Koperasi, lanjutnya, dapat menjadi wadah bagi petani kopi, perajin noken, pelaku usaha mikro kecil dan menengah (UMKM), hingga generasi muda Papua untuk berkembang bersama. Dengan bergabung dalam koperasi, petani kopi Wamena diharapkan memiliki posisi tawar yang lebih kuat, akses pembiayaan yang lebih mudah, serta peluang ekspor yang semakin terbuka.
"Kami dari Kementerian Koperasi hadir di sini untuk memberikan dukungan terhadap kegiatan di sektor pariwisata di sini dan mendorong pemasaran kopi Wamena agar lebih luas," kata Ferry.
Ferry berharap, pembentukan koperasi dapat meningkatkan kesejahteraan masyarakat serta menghidupkan sanggar-sanggar seni dan budaya di Wamena.

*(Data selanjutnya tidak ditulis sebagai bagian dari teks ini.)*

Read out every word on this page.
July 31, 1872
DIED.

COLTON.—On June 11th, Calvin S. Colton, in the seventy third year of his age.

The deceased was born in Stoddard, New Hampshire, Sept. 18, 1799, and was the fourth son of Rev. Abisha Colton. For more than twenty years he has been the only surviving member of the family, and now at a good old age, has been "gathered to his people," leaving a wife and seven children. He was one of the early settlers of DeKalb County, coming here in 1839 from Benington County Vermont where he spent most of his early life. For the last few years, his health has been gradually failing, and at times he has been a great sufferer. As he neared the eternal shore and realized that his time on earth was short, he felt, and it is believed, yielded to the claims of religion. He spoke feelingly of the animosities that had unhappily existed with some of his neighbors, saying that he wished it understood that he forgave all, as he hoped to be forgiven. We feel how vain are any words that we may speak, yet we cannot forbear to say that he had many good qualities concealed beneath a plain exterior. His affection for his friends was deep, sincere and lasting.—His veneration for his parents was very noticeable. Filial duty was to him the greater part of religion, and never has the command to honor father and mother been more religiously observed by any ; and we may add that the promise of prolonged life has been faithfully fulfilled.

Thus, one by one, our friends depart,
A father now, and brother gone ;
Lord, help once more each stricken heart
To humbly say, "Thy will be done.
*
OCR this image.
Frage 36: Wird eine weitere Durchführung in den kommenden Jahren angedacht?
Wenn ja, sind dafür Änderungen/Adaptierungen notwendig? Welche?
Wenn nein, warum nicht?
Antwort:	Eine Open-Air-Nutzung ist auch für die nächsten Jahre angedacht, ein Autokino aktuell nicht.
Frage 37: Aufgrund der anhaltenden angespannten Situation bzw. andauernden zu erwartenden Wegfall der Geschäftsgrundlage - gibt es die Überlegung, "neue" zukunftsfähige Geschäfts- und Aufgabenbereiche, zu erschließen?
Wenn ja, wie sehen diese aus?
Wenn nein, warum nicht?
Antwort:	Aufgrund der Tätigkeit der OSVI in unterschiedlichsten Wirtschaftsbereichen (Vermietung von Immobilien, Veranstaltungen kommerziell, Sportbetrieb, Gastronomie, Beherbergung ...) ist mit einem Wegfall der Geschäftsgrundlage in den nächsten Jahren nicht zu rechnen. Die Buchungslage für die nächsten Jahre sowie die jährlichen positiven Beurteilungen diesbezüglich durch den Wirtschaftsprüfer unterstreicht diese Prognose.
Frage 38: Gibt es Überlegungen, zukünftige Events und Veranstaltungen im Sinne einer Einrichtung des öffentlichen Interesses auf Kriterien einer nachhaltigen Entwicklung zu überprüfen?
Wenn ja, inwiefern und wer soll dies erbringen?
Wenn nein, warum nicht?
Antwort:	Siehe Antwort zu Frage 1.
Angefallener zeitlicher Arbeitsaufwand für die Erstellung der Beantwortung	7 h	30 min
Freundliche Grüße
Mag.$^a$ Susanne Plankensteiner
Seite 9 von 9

Dengan demikian, Festival Lembah Baliem diharapkan semakin berkembang dan mampu menarik lebih banyak wisatawan, baik domestik maupun mancanegara.
Ni Luh Enik Ermawati menambahkan, Papua Pegunungan, khususnya Kabupaten Jayawijaya, memiliki potensi besar di sektor pariwisata, budaya, dan kopi yang perlu dikembangkan secara berkelanjutan.
Kekayaan alam dan budaya di wilayah tersebut dapat menjadi sumber pendapatan bagi masyarakat apabila dikelola secara optimal.
"Ada begitu besar potensi wisata utamanya kekayaan adat dan budaya yang ada di sini seperti di desa wisata Kumukima dan Aikima. Kami juga melihat potensi kopi di sini dan itu menjadi pekerjaan rumah yang harus dijahit bersama untuk meningkatkan kunjungan dan lama tinggal wisatawan yang datang ke sini," katanya.
Bupati Jayawijaya Atenius Murip mengatakan, Festival Lembah Baliem juga menjadi ruang bagi UMKM lokal untuk memamerkan berbagai produk kreatif, mulai dari kerajinan tangan hingga kuliner khas daerah.
Menurut dia, pembentukan koperasi akan mempercepat peningkatan kapasitas usaha sekaligus memperkuat skala ekonomi para pelaku UMKM.
"Kita perlu menajamkan bagaimana dukungan koperasi untuk skala keekonomiannya. Kalau ini disentuh satu per satu, akan berat, tetapi dengan bentuk koperasi, akan memudahkan dalam upaya peningkatan kapasitas usaha dan skala ekonominya," kata Atenius.